Amy: I’m continuing to reduce. To get to a pure form. This space of silence and meditation is where I find all the answers.
Lily: Getting out into wide open natural spaces (and deciding to move out of a place that was more urban) has been a big change for me and has really silenced a lot of the distractions I was having and allowed me to focus on what I want to create for myself and others.
Your commitments to supporting your community seem at once deeply generous and also beautifully inevitable, as if it truly couldn't be any other way. One thing it seems we're all feeling (on every scale, from the deeply personal to the global) is that it feels like a lot needs "fixing" at once. How do you prioritize without overwhelm?

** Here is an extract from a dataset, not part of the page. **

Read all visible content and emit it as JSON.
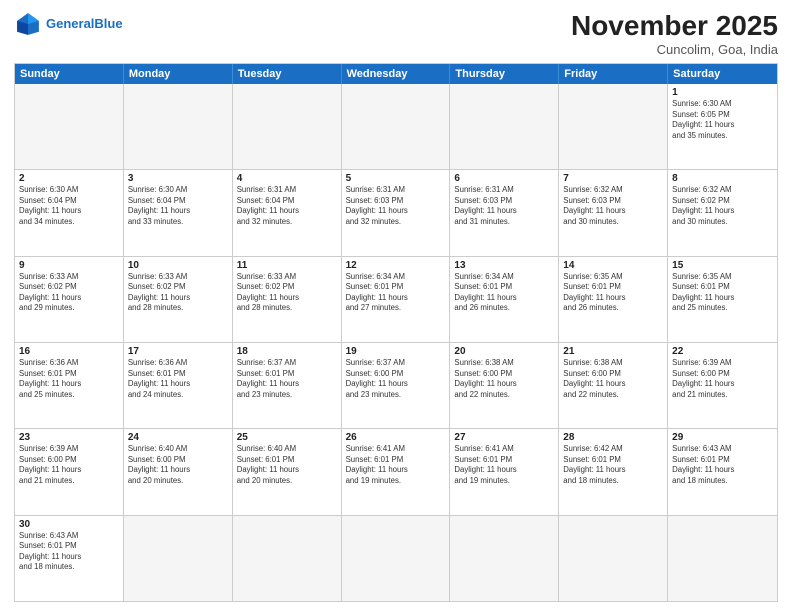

Lily: For me I definitely feel overwhelmed often but taking immediate direct action (whether through spreading awareness, economic action, or looking for a solution as I learn of these issues instead of waiting for someone else to or thinking I can just do it later) has felt key. It allows you to make space in your life dedicated specifically to something you are passionate about, tailored to ways you know you can help.
When do you feel most powerful? Most beautiful? Most vulnerable? Most authentically yourself?
Amy: Powerful, beautiful, vulnerable. These are words that focus on self. If we focus on humanity, then I can only say there is joyfulness in being of service to others. That is when I feel most authentically myself.
Lily: I feel most powerful when my actions have a positive effect on others, I feel most beautiful when I’m in nature and immersed in feeling and seeing everything around me, I feel most vulnerable when I’m sharing my art with others, and I feel most authentically myself when I’m creating.
We so deeply value what you call "heart-work" for your community and imagine that at this exact moment that work might feel extra heavy. Are there any self-care rituals or rituals of lightness that you engage with at the current moment of upheaval?
Lily: I try to take time to walk outside and focus on the positive feelings of being in nature and being grateful for that.
Amy: Connection to the Mother Earth and Father Sky. This focus of being, is a daily ritual, and guides my intentions.
Read more about Lily & Amy's work here and follow their adventures on Instagram here and here. Photos by Nate Lemuel, a Diné creative based in Albuquerque who has been a visual storyteller for Orenda Tribe through the COVID crisis.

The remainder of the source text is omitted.